Is natural infection better than vaccination?
Paul Offit, MD: Hi, my name is Paul Offit. I’m talking to you today from the Vaccine Education Center at the Children’s Hospital of Philadelphia.
One question parents reasonably ask is: “Isn’t natural infection better than immunization?” Well, I mean I’m a man in my 60s; I was a child in the 1950s; I had measles. When I had measles, I developed an antibody response that is probably three-fold greater than what children will get if they get a vaccine. But, what I didn’t have to suffer by being naturally infected was I didn’t get pneumonia, which could’ve caused me to be hospitalized; I didn’t get encephalitis, or infection of the brain; and I didn’t die. I mean, every year in the 1950s, everyone got measles by the time they were 9 years of age. That meant that 3 [million] to 4 million people every year would get measles, about 48,000 would be hospitalized with pneumonia or encephalitis, and 500 would die. Fortunately, I wasn’t one of those people, but I could’ve been.

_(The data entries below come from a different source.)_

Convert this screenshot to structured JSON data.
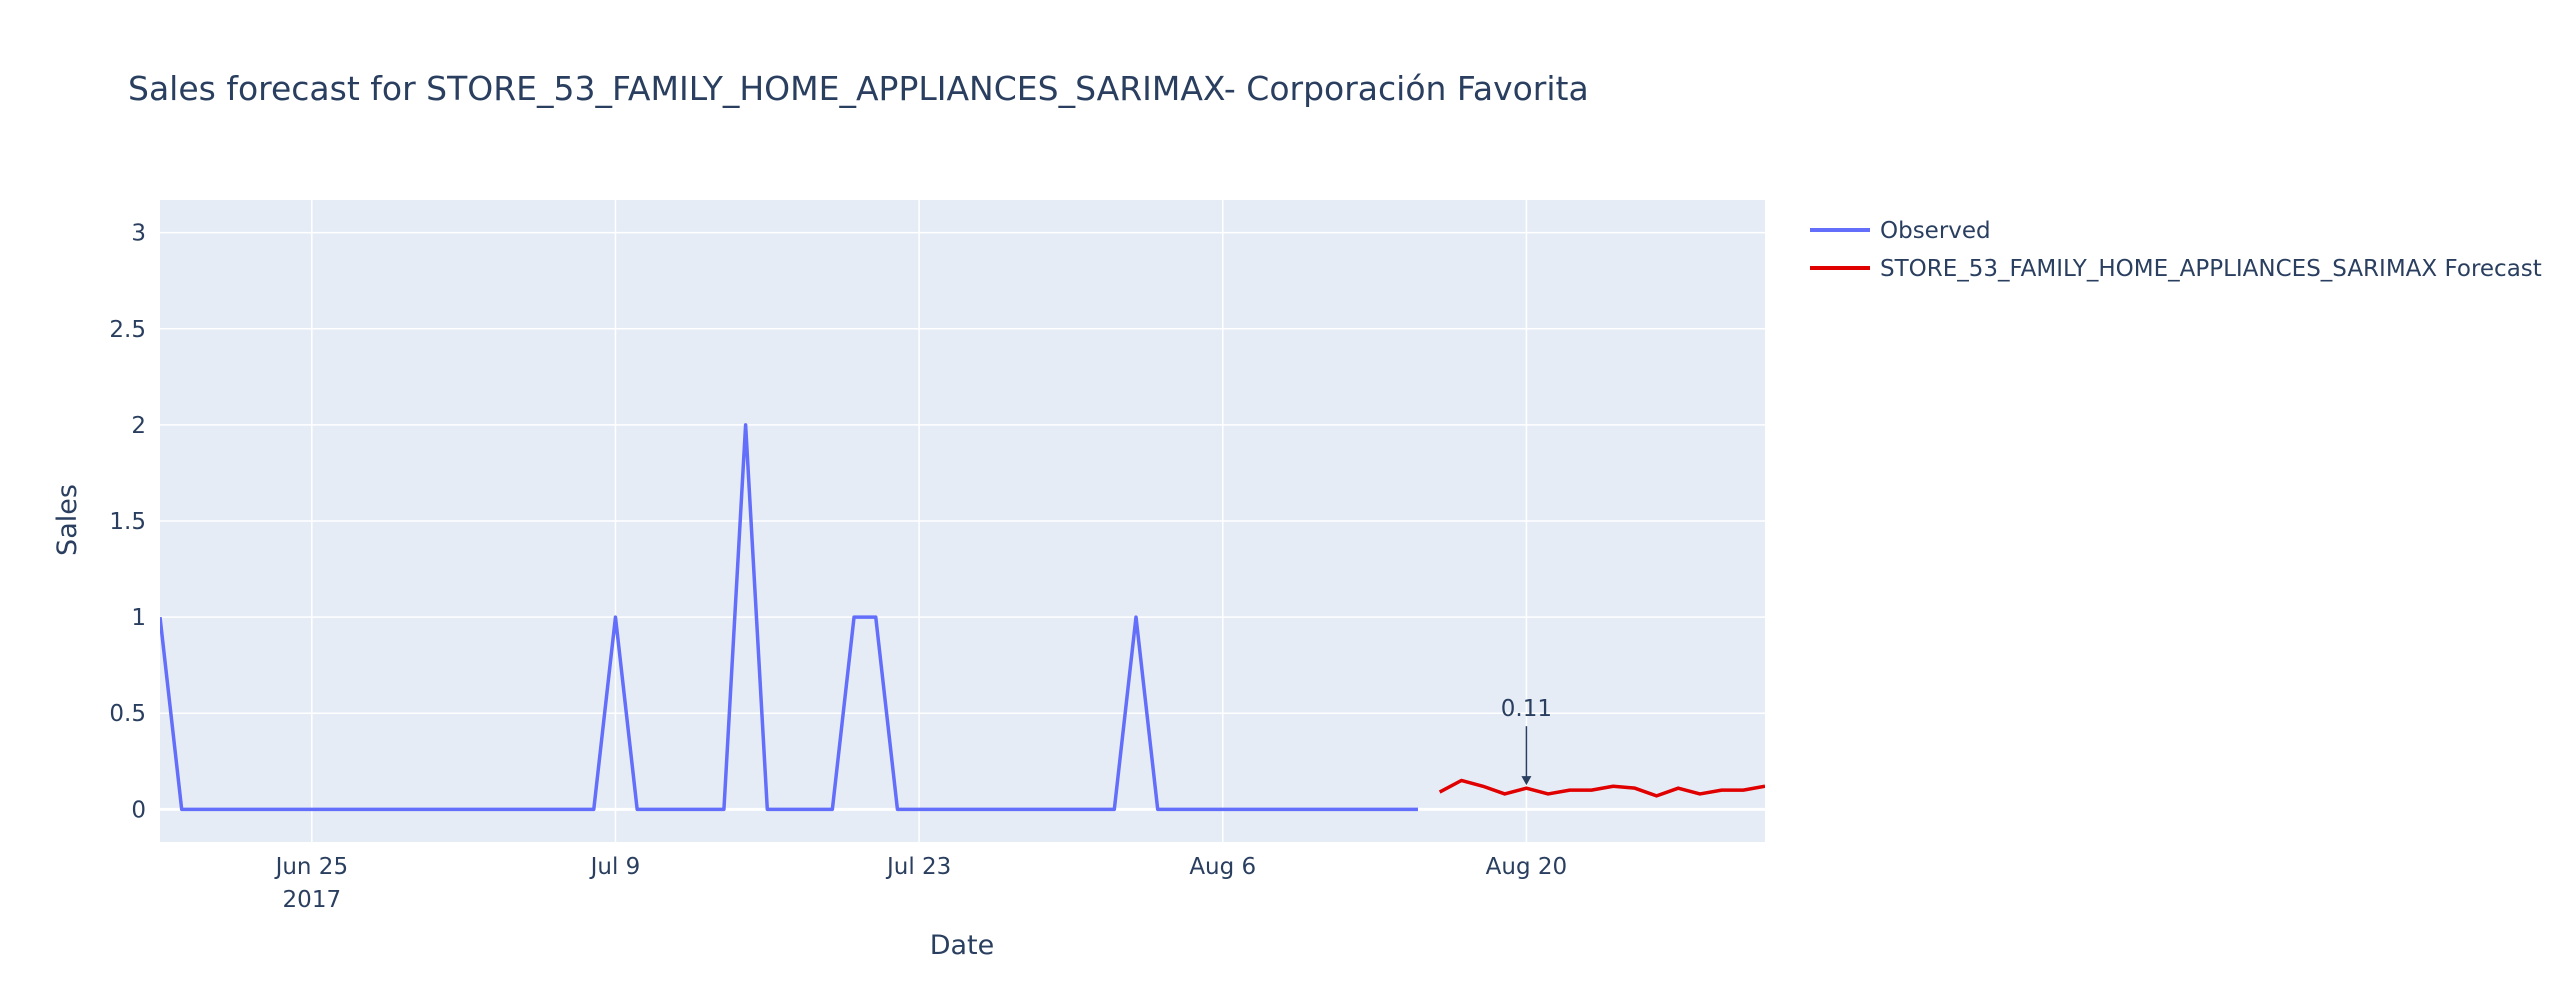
{
  "chart_data": {
    "type": "line",
    "title": "Sales forecast for STORE_53_FAMILY_HOME_APPLIANCES_SARIMAX- Corporación Favorita",
    "xlabel": "Date",
    "ylabel": "Sales",
    "xlim": [
      "2017-06-18",
      "2017-08-31"
    ],
    "ylim": [
      -0.17,
      3.17
    ],
    "x_ticks": [
      {
        "date": "2017-06-25",
        "label": "Jun 25",
        "sublabel": "2017"
      },
      {
        "date": "2017-07-09",
        "label": "Jul 9",
        "sublabel": ""
      },
      {
        "date": "2017-07-23",
        "label": "Jul 23",
        "sublabel": ""
      },
      {
        "date": "2017-08-06",
        "label": "Aug 6",
        "sublabel": ""
      },
      {
        "date": "2017-08-20",
        "label": "Aug 20",
        "sublabel": ""
      }
    ],
    "y_ticks": [
      {
        "value": 0,
        "label": "0"
      },
      {
        "value": 0.5,
        "label": "0.5"
      },
      {
        "value": 1,
        "label": "1"
      },
      {
        "value": 1.5,
        "label": "1.5"
      },
      {
        "value": 2,
        "label": "2"
      },
      {
        "value": 2.5,
        "label": "2.5"
      },
      {
        "value": 3,
        "label": "3"
      }
    ],
    "grid": true,
    "legend_position": "right",
    "series": [
      {
        "name": "Observed",
        "color": "#636efa",
        "x": [
          "2017-06-18",
          "2017-06-19",
          "2017-06-20",
          "2017-06-21",
          "2017-06-22",
          "2017-06-23",
          "2017-06-24",
          "2017-06-25",
          "2017-06-26",
          "2017-06-27",
          "2017-06-28",
          "2017-06-29",
          "2017-06-30",
          "2017-07-01",
          "2017-07-02",
          "2017-07-03",
          "2017-07-04",
          "2017-07-05",
          "2017-07-06",
          "2017-07-07",
          "2017-07-08",
          "2017-07-09",
          "2017-07-10",
          "2017-07-11",
          "2017-07-12",
          "2017-07-13",
          "2017-07-14",
          "2017-07-15",
          "2017-07-16",
          "2017-07-17",
          "2017-07-18",
          "2017-07-19",
          "2017-07-20",
          "2017-07-21",
          "2017-07-22",
          "2017-07-23",
          "2017-07-24",
          "2017-07-25",
          "2017-07-26",
          "2017-07-27",
          "2017-07-28",
          "2017-07-29",
          "2017-07-30",
          "2017-07-31",
          "2017-08-01",
          "2017-08-02",
          "2017-08-03",
          "2017-08-04",
          "2017-08-05",
          "2017-08-06",
          "2017-08-07",
          "2017-08-08",
          "2017-08-09",
          "2017-08-10",
          "2017-08-11",
          "2017-08-12",
          "2017-08-13",
          "2017-08-14",
          "2017-08-15"
        ],
        "y": [
          1,
          0,
          0,
          0,
          0,
          0,
          0,
          0,
          0,
          0,
          0,
          0,
          0,
          0,
          0,
          0,
          0,
          0,
          0,
          0,
          0,
          1,
          0,
          0,
          0,
          0,
          0,
          2,
          0,
          0,
          0,
          0,
          1,
          1,
          0,
          0,
          0,
          0,
          0,
          0,
          0,
          0,
          0,
          0,
          0,
          1,
          0,
          0,
          0,
          0,
          0,
          0,
          0,
          0,
          0,
          0,
          0,
          0,
          0
        ]
      },
      {
        "name": "STORE_53_FAMILY_HOME_APPLIANCES_SARIMAX Forecast",
        "color": "#e00000",
        "x": [
          "2017-08-16",
          "2017-08-17",
          "2017-08-18",
          "2017-08-19",
          "2017-08-20",
          "2017-08-21",
          "2017-08-22",
          "2017-08-23",
          "2017-08-24",
          "2017-08-25",
          "2017-08-26",
          "2017-08-27",
          "2017-08-28",
          "2017-08-29",
          "2017-08-30",
          "2017-08-31"
        ],
        "y": [
          0.09,
          0.15,
          0.12,
          0.08,
          0.11,
          0.08,
          0.1,
          0.1,
          0.12,
          0.11,
          0.07,
          0.11,
          0.08,
          0.1,
          0.1,
          0.12
        ]
      }
    ],
    "annotations": [
      {
        "x": "2017-08-20",
        "y": 0.11,
        "text": "0.11"
      }
    ]
  }
}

So, the better question isn’t, “Is natural infection better than immunization?” The better question is, “Is immunization good enough?” Can immunization induce an immune response that’s good enough to prevent and, arguably, eliminate these diseases? Well, we have the answer for measles. When we had a second-dose measles vaccine recommendation in 1991, that meant that all children in this country were recommended to receive a measles vaccine when they were 12 to 15 months of age and again at 4 to 6 years of age. With that, we eliminated measles from the United States — eliminated it by the year 2000. The only reason that’s come back recently is that a critical number of parents have chosen not to vaccinate their children.
So, I think the good news about the measles vaccine is it induces an immune response that’s good enough to have eliminated that virus from this country without asking children or having children risk these severe and occasionally fatal effects of a natural measles infection.